狂信の時代

仕事帰り、地元駅から自宅に向かって自転車を走らせていた。ぼんやりと
見ていた西の空に、突然、意識が引きつけられた。

ん?なんだ、あの雲は。縦に延びる形の雲は「地震雲」の一種ではなかったか。
うーん、数日前にも地震雲が出ていたと聞いたけど、まさかね。

地震雲も、ナマズと同じようなものかもしれないね。迷信は好きだけど、聞いて
楽しむだけに留めておこう。

ローマ人の物語40 キリストの勝利[下]』(塩野七生 新潮文庫)読了。

キリスト教優遇策により、一神教支配に飲み込まれて行くローマを止めようとした
ユリアヌス帝の死後、後継の皇帝たちは次々とユリアヌス帝の実施した政策を
反故にし、キリスト教は帝国内での地位を再び確立する。

そして、テオドシウス帝によりキリスト教はローマの国教となる。

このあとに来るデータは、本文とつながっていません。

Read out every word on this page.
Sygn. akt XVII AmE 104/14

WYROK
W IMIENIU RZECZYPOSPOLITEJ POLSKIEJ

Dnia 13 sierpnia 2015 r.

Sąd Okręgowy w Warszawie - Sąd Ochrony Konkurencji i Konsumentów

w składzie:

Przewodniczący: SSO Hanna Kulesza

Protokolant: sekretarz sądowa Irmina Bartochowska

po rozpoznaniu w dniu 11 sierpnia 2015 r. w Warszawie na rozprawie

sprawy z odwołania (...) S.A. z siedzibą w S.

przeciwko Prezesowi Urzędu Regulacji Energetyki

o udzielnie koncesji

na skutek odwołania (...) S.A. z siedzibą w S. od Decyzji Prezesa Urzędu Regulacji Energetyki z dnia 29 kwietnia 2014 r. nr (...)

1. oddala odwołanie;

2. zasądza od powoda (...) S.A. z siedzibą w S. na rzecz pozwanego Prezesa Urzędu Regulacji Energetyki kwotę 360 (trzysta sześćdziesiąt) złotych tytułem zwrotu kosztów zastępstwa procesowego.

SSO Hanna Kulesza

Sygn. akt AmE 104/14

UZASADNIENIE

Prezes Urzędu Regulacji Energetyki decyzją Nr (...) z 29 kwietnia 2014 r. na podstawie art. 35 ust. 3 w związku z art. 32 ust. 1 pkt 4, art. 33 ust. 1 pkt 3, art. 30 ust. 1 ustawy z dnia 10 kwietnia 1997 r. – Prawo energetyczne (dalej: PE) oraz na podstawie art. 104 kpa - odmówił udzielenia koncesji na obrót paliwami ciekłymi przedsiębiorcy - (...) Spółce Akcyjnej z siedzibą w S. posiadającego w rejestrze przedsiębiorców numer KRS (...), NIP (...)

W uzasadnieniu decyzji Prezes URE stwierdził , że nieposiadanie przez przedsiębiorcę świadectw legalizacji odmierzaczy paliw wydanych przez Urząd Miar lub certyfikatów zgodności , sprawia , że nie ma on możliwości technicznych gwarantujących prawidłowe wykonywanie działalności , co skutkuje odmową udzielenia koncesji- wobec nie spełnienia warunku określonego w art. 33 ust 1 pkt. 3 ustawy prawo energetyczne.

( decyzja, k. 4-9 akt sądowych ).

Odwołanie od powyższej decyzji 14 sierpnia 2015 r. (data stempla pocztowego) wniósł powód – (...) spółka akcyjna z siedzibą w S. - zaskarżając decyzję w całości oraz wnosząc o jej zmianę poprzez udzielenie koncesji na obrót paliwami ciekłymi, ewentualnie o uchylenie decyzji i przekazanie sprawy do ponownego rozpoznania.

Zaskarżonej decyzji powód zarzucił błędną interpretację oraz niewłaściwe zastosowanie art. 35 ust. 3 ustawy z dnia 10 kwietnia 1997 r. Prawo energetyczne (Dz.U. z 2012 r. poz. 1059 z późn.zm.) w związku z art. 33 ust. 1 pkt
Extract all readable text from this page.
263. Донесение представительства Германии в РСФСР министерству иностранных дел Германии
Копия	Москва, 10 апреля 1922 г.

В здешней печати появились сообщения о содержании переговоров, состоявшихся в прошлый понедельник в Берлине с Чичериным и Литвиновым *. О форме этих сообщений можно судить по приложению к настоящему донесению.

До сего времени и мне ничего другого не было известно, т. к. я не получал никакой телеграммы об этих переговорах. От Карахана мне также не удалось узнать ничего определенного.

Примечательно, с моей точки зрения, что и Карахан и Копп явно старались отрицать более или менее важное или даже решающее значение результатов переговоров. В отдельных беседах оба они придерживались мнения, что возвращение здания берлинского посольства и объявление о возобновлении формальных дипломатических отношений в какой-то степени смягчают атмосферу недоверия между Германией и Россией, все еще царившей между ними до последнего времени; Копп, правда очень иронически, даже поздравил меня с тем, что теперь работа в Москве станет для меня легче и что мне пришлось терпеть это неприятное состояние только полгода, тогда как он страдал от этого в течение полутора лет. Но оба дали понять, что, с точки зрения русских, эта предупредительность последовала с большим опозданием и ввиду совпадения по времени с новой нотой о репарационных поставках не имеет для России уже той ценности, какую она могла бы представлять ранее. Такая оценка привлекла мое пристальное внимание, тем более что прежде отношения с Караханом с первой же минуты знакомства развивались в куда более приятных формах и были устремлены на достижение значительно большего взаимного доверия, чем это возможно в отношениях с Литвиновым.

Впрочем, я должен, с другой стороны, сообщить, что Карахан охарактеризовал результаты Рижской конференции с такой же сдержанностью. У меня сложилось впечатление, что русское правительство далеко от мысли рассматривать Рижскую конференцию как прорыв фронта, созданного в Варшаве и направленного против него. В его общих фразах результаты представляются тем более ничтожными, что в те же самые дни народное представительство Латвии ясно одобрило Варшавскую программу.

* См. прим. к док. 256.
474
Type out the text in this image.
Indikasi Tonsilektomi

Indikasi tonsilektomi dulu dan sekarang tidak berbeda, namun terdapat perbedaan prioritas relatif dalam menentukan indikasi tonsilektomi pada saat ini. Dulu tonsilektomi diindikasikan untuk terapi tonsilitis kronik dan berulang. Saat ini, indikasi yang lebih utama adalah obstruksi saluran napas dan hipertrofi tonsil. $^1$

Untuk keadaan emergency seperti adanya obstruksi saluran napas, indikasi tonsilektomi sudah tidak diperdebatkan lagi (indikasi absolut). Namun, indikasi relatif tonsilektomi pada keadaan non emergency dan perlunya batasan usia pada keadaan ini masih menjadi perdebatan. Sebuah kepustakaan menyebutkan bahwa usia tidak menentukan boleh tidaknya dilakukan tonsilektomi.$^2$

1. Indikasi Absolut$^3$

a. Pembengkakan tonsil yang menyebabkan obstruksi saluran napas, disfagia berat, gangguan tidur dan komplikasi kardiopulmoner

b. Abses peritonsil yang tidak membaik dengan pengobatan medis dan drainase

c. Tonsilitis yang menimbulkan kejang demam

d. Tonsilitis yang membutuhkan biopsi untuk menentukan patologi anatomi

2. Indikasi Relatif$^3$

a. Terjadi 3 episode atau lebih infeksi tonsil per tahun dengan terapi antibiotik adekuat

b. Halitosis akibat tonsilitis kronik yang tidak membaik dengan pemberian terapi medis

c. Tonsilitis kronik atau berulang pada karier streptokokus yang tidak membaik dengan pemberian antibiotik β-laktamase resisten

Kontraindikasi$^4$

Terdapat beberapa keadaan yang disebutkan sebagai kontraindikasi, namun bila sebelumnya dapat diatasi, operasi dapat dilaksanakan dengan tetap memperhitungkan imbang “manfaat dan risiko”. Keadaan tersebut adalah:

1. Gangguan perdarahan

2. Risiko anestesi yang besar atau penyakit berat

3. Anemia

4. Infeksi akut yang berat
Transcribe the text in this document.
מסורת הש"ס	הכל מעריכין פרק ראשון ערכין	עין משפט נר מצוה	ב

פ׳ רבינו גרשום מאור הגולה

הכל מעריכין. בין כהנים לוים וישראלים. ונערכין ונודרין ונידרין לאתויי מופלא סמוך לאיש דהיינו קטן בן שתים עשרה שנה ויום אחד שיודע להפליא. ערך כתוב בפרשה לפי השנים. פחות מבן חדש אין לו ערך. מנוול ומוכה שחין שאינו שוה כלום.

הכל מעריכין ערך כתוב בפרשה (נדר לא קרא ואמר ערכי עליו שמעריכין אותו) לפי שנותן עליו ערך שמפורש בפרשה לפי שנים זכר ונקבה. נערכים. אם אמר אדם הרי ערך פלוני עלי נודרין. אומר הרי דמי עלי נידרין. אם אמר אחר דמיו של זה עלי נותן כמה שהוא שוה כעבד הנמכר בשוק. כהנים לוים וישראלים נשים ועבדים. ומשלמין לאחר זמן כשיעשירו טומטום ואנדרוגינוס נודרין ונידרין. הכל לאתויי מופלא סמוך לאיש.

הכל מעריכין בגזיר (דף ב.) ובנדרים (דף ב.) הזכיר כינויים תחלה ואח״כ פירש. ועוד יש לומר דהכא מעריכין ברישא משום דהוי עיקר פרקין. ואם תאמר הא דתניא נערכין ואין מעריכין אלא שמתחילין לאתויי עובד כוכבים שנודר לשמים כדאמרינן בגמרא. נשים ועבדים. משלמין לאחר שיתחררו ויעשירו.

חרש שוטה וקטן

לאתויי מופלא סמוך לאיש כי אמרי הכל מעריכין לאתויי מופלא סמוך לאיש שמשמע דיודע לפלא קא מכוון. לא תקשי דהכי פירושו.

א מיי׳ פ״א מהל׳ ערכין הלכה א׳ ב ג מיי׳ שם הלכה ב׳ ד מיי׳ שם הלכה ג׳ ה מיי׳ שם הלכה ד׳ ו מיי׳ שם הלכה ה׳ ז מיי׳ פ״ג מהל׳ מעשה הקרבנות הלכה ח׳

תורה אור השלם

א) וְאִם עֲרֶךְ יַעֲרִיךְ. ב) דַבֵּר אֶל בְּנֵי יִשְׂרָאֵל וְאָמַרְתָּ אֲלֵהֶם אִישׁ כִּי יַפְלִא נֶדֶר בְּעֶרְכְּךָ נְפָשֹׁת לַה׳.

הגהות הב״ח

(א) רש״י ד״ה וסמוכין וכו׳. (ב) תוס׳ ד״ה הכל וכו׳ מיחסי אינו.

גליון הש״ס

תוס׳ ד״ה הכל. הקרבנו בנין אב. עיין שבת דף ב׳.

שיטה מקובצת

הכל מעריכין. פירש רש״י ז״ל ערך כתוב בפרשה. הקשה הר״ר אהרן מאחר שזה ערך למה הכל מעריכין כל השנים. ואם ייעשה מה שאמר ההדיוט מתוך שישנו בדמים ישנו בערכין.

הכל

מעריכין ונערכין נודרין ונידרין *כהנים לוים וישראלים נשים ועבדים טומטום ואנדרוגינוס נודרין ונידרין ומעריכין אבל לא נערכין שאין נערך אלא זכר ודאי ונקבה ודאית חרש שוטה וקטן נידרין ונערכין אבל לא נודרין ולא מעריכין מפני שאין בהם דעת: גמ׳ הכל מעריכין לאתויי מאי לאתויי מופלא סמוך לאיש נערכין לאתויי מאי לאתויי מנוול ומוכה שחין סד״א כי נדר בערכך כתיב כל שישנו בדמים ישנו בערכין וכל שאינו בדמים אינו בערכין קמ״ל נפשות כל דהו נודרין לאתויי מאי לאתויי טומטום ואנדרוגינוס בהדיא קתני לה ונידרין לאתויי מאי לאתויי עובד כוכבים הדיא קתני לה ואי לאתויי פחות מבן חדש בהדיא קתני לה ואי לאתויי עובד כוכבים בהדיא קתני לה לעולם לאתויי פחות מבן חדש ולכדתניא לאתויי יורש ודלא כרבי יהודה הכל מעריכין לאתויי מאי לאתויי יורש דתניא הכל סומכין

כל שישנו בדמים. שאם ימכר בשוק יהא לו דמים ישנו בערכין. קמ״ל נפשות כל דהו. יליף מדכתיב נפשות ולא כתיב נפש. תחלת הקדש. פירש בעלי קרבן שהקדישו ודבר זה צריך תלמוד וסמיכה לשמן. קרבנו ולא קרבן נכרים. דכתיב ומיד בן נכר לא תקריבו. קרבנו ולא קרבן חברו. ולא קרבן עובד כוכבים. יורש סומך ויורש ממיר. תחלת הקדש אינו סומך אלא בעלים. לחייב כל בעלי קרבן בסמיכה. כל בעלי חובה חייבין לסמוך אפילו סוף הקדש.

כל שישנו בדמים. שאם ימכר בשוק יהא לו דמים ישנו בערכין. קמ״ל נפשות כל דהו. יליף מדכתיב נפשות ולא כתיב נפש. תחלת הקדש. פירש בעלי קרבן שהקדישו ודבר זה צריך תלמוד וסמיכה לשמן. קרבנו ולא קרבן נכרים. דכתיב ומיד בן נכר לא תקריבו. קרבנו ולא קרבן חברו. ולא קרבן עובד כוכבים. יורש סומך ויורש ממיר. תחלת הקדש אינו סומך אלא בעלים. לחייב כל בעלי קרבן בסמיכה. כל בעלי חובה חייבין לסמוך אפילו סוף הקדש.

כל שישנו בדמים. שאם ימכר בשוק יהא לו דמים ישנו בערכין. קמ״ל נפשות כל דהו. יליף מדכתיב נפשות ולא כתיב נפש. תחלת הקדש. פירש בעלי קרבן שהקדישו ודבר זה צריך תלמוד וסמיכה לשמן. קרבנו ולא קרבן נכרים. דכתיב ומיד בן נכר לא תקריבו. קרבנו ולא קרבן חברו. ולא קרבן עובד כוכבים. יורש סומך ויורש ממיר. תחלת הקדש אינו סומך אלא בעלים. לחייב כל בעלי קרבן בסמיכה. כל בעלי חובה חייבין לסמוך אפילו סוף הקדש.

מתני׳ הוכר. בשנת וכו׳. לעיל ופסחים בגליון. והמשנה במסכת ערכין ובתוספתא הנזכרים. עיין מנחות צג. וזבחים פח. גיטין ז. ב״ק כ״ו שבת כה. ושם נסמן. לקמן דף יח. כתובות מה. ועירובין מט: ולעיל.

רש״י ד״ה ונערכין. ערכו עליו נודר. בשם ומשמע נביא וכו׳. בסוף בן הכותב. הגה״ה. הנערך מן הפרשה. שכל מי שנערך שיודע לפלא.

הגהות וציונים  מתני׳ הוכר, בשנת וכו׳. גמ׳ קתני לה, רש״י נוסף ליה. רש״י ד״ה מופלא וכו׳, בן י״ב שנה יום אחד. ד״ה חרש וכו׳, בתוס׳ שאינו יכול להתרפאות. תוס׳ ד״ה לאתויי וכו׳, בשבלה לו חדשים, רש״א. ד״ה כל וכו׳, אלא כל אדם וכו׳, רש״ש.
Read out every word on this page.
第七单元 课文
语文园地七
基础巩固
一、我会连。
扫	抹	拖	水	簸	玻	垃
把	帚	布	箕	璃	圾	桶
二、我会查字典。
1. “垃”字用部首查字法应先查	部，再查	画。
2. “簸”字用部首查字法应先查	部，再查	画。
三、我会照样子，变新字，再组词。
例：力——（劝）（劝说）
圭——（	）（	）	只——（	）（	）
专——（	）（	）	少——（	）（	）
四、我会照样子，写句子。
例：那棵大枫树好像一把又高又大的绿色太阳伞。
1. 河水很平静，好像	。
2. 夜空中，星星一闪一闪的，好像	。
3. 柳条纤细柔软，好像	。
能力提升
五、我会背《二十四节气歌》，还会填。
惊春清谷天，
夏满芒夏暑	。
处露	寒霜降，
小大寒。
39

キリスト教史観
では大帝と呼ばれるコンスタンティヌス帝も、その子コンスタンティヌス帝も、
キリスト教を優遇はしたが洗礼を受けたのは死・の直前だったのに対し、
テオドシウス帝は存命中に洗礼を受ける。

後世から「王権神授説」と呼ばれるきっかけを作った。そして、「ローマ市民中の
第一人者」であり元老院ローマ市民から統治を委託されるのが皇帝という
ローマの統治スタイルをまるっきり変えてしまう。

皇帝は神から統治を託された者になるのだ。要は皇帝の上にキリスト教会が
君臨していることとなる。これが、後の「カノッサの屈辱」が起こる原因にもなった。

キリスト教国教化がなったことで、それまでのローマの神々を崇めること・祭儀を
行うことは禁止され、神殿どころか街道沿いにあった祠までが閉鎖される。神々の
彫像を飾ることさえ「偶像崇拝」とされ、悪くすれば死罪である。

おまけにローマ・ギリシアの文芸作品を収めた図書館までが閉鎖である。

あぁ…なんてこったいっ。ユダヤの人々に政教分離を説きながらも、信ずるもの
まで奪わなかったローマなのに、自分たちの神々を捨てたどころか「邪教」と
さえ呼んでしまう。「異なる教え」の異教ではなく、「邪な教え」だぜ。

しかも、同じキリスト教なのに三位一体以外の教理は「異端」として排除する。
中世の異端審問や魔女裁判を思い出したよ。

ローマに屈したギリシアの文化を愛し、敗者の神々まで自分たちの神に加え、
皇帝でさえも死後には神格化したローマはもう存在しない。ローマ人が誇った
「寛容の精神」は死に絶え、狂信の時代がやって来た。

常々、食の否定は文化の否定と思っているのだが、宗教の否定もまた、文化
の否定に他ならない。

さて、ローマ帝国が完全に崩壊するまで、残すところあと3巻になってしまった。